Self-styled human rights champions who made the Guantanamo Bay detention center a false symbol of barbarism have turned to easing the ultra-secure domestic imprisonments of fanatic jihadists.
They say that the likes of shoe-bomber Richard Reid, serving life in the Super Max prison in Florence, Colo., and American Taliban John Walker Lindh, held in tough confinement in Indiana, have a constitutional right to pray with fellow Muslim inmates.
Those include Ramzi Yousef, mastermind of the 1993 World Trade Center bombing, 9/11 plotter Zacarias Moussaoui and Wadih el-Hage, one-time aide to Osama Bin Laden, who was convicted of an embassy bombing that killed 247 people in 1998. You can imagine the kinds of things that might come up in such an Arabic-speaking prayer group.
Absolute isolation is necessary and neither cruel nor unusual for a class of inmates who will wreak mayhem wherever then can, inside prison or out.
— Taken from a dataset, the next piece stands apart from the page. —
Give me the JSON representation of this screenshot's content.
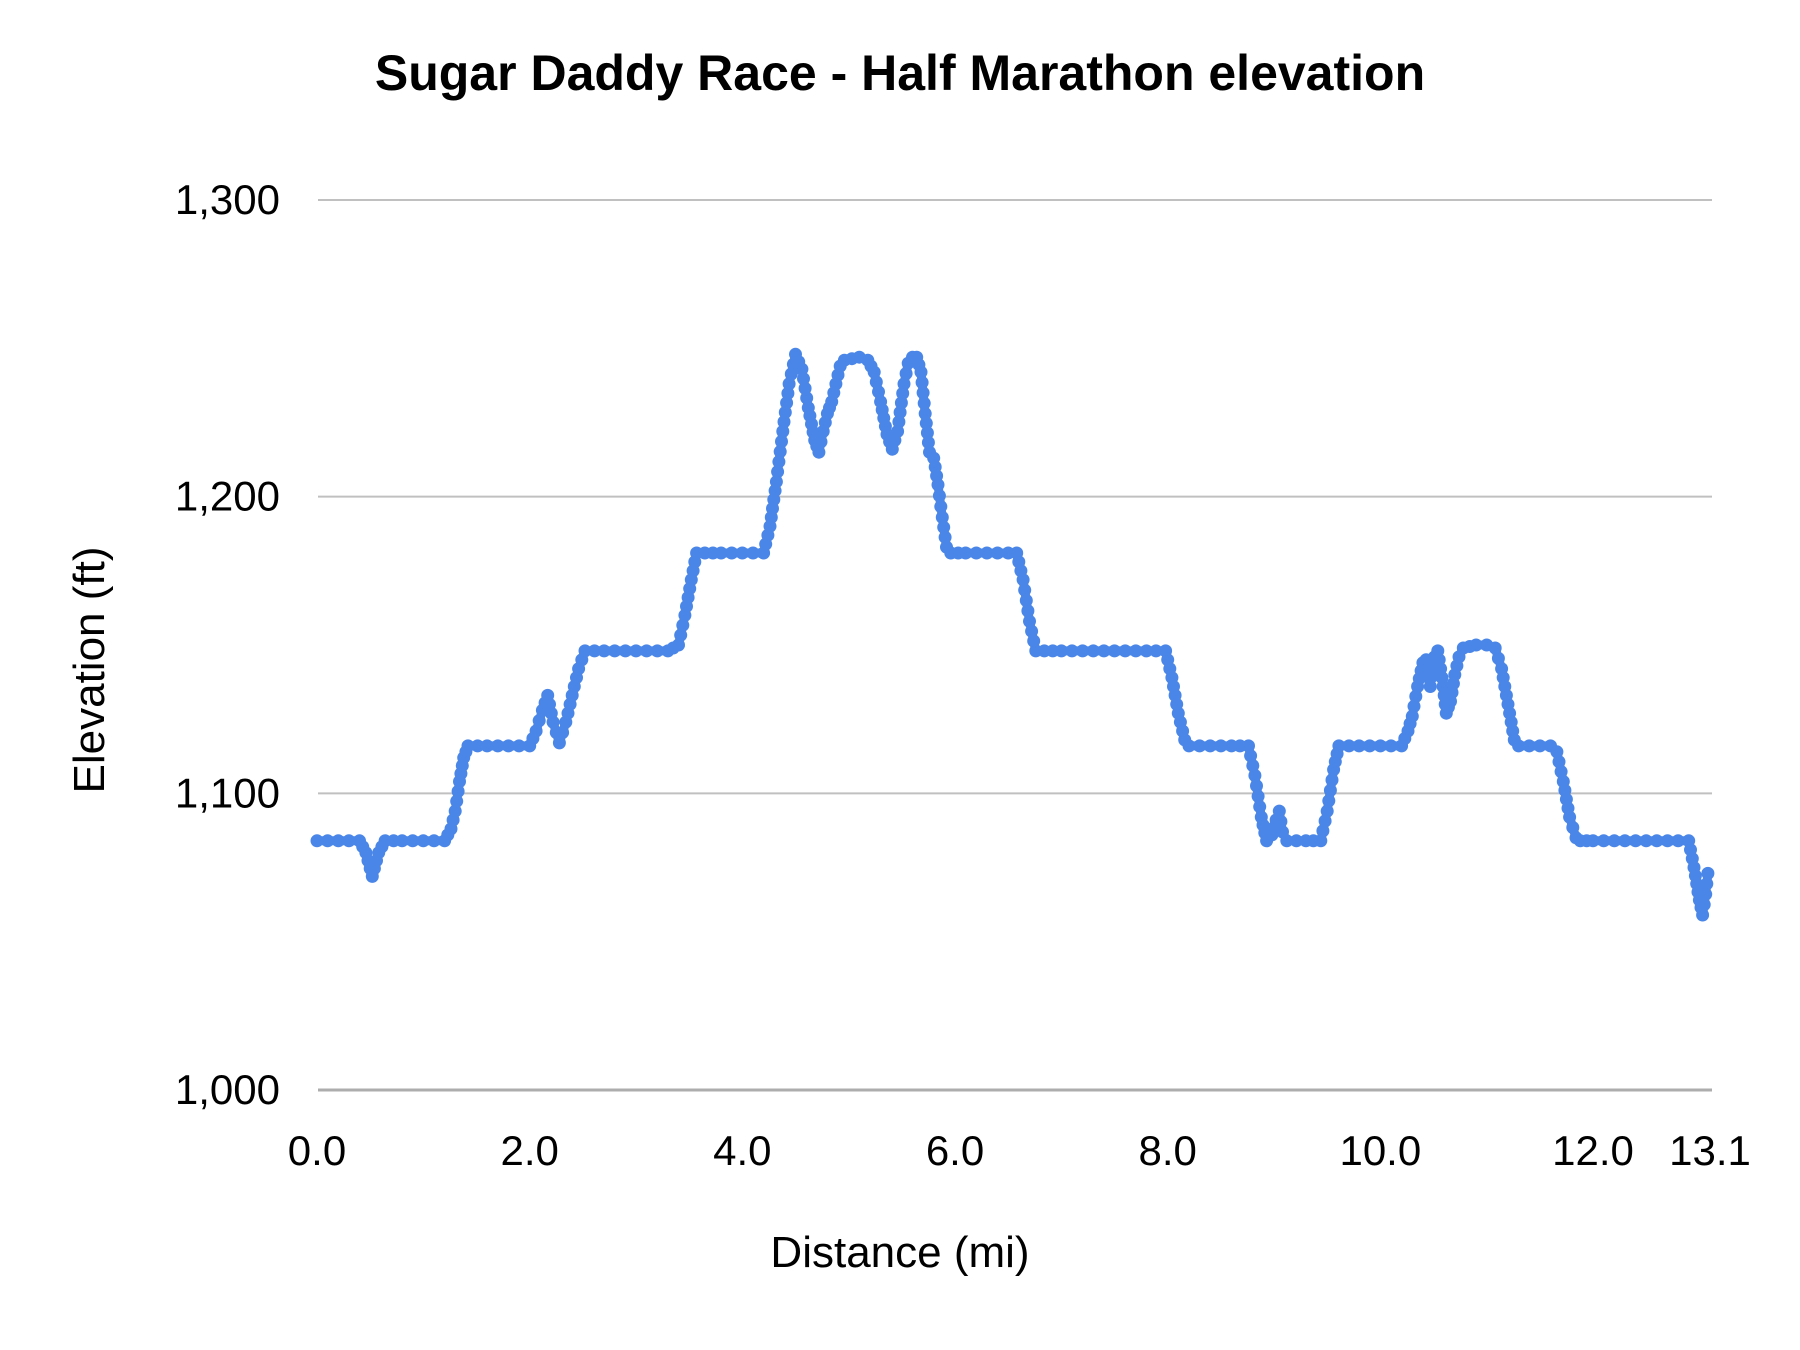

Lest you doubt, recall what happened in 2006 when three of the Trade Center bombers had mail privileges: They sent 90 cheerleading letters to terror networks that were printed in Arabic newspapers and used as recruiting flyers.
The perversity of wielding the First Amendment to claim that radical crazies have a constitutional right to exercise their religion together, not separately, is beyond breathtaking. And yet, in this day and age, it is not simply being laughed right out of court.